When a baby is born we all expect or at least hope that no difficulties will arise. When a crisis arises for a newborn, we suddenly face the fragility of life. Babies are delicate and need a great deal of protection. We all accept that. But how do we react when a baby is faced with an unknown threat? We want to do what we can but we don’t know what we can do. We are left to rely on the medical experts and prayers to God to help the baby through the crisis.
Few of us remember a time when infant death was common. Physicians and medical researchers have made tremendous strides in dealing with infants in crisis but there is no guarantee that their knowledge and experience will get any particular infant back on a healthy path.
Such a crisis reminds us that we are all fragile. There is much we can do to keep ourselves as well as our children healthy. Yet there is no guarantee that our efforts will be successful. A crisis also reminds us how precious any life is, especially the lives of those who mean the most to us.
I once heard a sermon by Father Brendan Breen reminding us that whatever we do ripples out through the world with effects on everyone. We obviously do not affect the whole world directly. What we do, good or bad, affects those who come into contact with us. Our actions affect those in contact with us and modify their outlook on life and their actions toward others, again for better or worse. Then those we have affected pass on to others what they have gained or lost from their experience with us. In that way we are all connected, even though we will never meet most of the people we affect indirectly.

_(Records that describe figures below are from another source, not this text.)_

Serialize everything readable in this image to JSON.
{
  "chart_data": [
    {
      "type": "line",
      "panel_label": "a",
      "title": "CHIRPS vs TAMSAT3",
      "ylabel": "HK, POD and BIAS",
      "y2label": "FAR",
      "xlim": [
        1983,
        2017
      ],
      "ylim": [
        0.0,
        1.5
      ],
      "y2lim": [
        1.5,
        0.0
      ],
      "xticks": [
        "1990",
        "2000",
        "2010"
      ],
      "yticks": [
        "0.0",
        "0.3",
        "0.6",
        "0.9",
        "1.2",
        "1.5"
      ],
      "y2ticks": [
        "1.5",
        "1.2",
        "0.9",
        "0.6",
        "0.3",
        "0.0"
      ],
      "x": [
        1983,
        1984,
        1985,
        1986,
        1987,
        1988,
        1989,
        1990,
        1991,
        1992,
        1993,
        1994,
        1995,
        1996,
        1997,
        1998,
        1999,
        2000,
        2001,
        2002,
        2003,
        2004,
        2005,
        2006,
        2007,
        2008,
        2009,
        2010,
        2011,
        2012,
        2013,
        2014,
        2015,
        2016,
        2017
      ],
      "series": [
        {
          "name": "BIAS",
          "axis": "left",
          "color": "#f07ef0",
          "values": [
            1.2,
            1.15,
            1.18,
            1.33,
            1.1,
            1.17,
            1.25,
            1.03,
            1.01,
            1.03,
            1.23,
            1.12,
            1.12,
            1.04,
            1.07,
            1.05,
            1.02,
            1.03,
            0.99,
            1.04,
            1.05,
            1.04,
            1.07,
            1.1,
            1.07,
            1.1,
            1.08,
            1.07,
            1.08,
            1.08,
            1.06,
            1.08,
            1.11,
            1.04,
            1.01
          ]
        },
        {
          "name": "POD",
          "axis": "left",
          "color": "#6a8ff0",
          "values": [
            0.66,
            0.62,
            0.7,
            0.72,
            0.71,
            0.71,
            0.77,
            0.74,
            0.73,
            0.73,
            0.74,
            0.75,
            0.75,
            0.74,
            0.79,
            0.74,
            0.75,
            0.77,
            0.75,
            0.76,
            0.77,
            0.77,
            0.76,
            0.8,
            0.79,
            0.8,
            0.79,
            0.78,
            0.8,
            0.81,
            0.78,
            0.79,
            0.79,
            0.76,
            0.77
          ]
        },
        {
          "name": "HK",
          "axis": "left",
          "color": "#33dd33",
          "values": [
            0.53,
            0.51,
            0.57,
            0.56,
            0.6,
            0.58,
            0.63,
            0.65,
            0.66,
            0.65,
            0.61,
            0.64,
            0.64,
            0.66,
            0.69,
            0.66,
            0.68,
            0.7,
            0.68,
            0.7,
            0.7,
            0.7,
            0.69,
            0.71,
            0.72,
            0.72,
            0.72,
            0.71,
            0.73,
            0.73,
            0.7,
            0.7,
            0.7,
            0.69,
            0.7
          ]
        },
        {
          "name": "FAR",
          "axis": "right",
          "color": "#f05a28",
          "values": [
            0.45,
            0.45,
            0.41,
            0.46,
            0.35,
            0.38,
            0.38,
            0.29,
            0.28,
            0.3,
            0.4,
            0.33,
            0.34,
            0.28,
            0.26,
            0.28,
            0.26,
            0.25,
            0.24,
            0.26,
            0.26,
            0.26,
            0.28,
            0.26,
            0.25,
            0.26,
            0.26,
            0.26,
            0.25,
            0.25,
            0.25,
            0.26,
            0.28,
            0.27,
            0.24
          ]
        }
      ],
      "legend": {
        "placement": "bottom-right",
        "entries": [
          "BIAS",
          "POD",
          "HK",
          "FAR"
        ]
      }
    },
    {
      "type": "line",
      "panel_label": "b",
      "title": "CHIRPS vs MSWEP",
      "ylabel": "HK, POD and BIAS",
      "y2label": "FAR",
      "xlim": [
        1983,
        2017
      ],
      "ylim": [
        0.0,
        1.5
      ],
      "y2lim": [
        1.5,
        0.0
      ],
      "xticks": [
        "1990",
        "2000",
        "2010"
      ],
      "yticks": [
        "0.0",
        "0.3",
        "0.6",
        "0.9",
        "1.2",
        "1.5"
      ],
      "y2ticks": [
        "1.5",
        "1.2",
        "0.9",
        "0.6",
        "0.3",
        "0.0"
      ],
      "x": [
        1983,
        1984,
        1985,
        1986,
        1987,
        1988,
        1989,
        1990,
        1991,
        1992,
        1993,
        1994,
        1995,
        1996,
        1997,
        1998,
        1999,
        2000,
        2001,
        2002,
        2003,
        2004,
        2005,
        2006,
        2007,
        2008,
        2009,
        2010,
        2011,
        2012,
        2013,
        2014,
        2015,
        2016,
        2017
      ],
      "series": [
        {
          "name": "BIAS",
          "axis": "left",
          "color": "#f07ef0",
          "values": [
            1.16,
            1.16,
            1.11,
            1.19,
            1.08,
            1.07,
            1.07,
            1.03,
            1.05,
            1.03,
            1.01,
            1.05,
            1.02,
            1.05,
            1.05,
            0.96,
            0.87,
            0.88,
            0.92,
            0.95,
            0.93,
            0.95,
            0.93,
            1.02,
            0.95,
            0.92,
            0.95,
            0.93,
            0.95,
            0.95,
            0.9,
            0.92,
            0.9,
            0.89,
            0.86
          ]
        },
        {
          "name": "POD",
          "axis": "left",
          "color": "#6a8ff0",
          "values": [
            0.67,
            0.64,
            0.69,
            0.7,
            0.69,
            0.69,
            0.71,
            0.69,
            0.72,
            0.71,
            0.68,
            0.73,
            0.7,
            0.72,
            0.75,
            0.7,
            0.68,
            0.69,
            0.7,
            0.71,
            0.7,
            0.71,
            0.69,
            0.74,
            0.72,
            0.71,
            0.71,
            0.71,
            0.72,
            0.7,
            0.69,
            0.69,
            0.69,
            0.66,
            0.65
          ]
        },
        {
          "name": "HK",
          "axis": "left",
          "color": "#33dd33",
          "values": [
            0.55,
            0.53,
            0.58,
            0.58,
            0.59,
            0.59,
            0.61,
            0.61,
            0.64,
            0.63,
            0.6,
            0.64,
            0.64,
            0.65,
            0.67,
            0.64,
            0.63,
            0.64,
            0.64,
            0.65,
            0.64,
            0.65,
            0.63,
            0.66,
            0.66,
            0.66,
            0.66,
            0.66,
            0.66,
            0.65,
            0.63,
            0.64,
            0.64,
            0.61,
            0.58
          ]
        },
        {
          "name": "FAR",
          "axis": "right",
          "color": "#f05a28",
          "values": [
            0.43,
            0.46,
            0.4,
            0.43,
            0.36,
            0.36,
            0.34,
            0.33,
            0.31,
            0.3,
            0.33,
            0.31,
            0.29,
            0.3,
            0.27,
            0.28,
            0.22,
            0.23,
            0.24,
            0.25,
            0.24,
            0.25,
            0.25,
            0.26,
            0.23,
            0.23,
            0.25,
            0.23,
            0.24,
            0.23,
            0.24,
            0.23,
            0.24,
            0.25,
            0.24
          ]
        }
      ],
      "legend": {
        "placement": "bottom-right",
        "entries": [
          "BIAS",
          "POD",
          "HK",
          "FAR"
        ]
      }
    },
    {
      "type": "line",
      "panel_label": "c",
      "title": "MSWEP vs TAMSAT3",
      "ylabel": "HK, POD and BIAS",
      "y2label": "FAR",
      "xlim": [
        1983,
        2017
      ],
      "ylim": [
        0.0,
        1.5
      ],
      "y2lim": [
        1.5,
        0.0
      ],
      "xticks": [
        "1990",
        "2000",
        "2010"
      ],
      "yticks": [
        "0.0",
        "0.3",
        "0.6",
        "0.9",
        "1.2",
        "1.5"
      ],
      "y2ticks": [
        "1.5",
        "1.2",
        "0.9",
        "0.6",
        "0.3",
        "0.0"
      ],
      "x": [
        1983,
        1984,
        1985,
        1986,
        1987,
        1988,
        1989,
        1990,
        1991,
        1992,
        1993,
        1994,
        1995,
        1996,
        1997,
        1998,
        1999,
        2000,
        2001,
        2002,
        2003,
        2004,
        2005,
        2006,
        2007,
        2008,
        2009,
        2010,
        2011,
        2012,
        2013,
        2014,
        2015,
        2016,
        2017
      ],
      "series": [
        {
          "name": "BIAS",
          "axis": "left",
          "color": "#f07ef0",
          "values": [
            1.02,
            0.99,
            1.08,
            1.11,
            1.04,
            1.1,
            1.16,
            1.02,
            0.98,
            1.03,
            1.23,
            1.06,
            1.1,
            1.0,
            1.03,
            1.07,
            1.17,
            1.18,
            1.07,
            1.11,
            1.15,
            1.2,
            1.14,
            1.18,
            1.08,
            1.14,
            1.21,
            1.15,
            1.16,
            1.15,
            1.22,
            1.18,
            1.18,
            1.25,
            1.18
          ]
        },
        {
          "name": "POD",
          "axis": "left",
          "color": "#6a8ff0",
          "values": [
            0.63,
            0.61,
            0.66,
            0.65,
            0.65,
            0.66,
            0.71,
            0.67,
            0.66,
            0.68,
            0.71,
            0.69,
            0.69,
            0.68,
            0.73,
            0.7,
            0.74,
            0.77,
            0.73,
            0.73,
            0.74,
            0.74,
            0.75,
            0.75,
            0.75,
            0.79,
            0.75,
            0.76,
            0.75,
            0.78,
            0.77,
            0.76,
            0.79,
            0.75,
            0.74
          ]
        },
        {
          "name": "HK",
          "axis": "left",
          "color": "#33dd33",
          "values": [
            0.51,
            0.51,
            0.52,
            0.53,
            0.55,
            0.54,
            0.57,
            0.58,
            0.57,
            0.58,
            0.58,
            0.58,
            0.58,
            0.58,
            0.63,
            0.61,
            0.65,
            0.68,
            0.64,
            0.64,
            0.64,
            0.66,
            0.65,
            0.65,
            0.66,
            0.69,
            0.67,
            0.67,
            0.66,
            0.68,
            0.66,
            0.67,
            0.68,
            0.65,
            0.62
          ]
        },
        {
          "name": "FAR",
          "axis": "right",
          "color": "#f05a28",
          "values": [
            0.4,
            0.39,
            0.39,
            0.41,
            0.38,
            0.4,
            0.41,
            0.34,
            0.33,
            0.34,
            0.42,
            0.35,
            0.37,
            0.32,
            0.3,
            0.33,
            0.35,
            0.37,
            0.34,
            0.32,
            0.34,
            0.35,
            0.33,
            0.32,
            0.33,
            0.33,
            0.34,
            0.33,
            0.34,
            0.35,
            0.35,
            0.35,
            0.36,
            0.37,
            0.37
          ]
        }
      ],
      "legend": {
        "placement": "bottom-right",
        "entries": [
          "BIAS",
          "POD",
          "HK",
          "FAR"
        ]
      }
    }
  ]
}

As I just mentioned, we tend to see babies as fragile and helpless. Yet William has already had a wide reaching effect on many people most of whom he will never meet. As word of his distress spread from his family to relatives and friends, others who were told of him gained an opportunity to turn their thoughts and prayers in his direction. All of these people got a chance to consider the fragility, wonder and connection with others we all share.
Thank you William for helping all of us to stay connected and human. Good health to you. We look forward to seeing how the rest of your life enriches us.
Life Lab Lessons
- Treasure the lives of those you love.
- Show them you care every chance you get.
- Care for yourself. You are precious to others.
- Care for people you don’t know when you have the chance.
- Remember that we are all part of the human community.